Sally - I am sooo with you! Where do we go from here? I do recognize the irony of the advertising that is meant to lead us to the "right" path. But I also feel really confused by all of it. I know I really need a teacher and I think I'm ready so I regularly explore all those ads (and these articles, podcasts, etc., etc.) hoping to find the right connection for me. So the advertising can be a useful source of information, but I also find it troubling how much everything costs, how far I have to travel, how difficult it is to discern where the real wisdom is, what's worth my time and what's not, etc. etc. I do understand that everyone needs to make a living (me, too!) and this is the method of our current world. But it's really confusing. So for now I just take advantage of the many resources available at no or low cost and just keep trying to incorporate practice into my every day life.
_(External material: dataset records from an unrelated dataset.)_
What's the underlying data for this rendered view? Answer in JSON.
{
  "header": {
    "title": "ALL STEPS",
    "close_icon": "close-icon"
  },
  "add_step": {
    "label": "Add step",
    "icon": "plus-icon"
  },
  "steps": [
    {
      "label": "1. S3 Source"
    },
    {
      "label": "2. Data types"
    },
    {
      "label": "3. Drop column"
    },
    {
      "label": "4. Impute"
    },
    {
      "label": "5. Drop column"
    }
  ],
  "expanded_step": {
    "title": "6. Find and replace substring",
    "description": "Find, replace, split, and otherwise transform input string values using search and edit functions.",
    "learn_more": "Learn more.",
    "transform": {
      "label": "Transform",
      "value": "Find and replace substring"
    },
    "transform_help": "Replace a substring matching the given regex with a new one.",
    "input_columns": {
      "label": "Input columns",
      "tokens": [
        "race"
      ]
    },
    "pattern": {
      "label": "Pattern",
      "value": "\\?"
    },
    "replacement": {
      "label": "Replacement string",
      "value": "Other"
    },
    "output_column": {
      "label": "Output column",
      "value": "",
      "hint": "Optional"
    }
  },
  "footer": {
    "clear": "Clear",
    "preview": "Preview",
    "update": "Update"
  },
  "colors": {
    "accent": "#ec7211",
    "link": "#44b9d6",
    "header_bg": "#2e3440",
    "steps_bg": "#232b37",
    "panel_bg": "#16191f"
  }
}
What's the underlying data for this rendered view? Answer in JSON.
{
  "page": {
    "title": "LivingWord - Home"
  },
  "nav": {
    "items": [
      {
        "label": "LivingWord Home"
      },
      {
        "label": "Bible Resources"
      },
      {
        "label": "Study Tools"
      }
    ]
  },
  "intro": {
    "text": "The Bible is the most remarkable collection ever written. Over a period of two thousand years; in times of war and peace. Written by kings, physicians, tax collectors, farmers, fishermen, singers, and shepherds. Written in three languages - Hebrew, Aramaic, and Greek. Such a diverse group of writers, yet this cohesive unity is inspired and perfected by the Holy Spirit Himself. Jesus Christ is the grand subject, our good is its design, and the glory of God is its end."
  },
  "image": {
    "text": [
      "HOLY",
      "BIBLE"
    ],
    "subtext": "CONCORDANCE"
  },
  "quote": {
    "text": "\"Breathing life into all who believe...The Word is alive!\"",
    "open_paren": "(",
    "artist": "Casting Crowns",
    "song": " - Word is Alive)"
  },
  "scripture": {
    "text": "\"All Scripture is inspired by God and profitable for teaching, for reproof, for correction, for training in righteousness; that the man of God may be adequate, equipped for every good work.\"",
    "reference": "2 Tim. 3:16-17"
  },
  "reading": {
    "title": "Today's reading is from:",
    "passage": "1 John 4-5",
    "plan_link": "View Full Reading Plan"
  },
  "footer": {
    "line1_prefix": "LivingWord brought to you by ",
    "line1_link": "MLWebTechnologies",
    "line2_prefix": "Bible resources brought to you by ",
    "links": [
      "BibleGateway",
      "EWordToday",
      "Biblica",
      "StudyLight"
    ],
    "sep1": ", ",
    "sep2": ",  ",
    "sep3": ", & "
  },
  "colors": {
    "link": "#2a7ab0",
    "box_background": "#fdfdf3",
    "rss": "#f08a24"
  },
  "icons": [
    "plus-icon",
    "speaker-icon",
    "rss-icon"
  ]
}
And, despite all the problems, disfunction and illness, the good news about our modern world is that there are so many free and low cost resources available and accessible to all. I do believe the old tenet "When the student is ready, the teacher will appear". Right now I try to look for teaching in every thing, message and person I encounter. And I also agree with you that "oddly, it's all OK". Interestingly, I have noticed that the more I try to learn and practice, the less likely I am to be seduced by the siren song of cultural frenzy and fear currently plaguing our world. This is nothing I'm working at, it just seems to be happening naturally. Suddenly I'm finding myself more of a passive or amused observer of peripheral noise rather than an active participant concerned for potential effects of the noise on my life. Maybe I'm just getting older and realizing that my remaining time on this planet is limited and I need to be more selective about where I focus my attention. Anyway thanks for sharing and for indulging my rambling.

mfwilsonelm's picture

It is helpful to consider and think about what has been said here. I have thought about these issues more than once. I do sense a strong feeling of bitterness in the writing which detracts from the message. Is it possible that sincere followers can sense the "hype" immediately-for the true path teaches that we should question everything.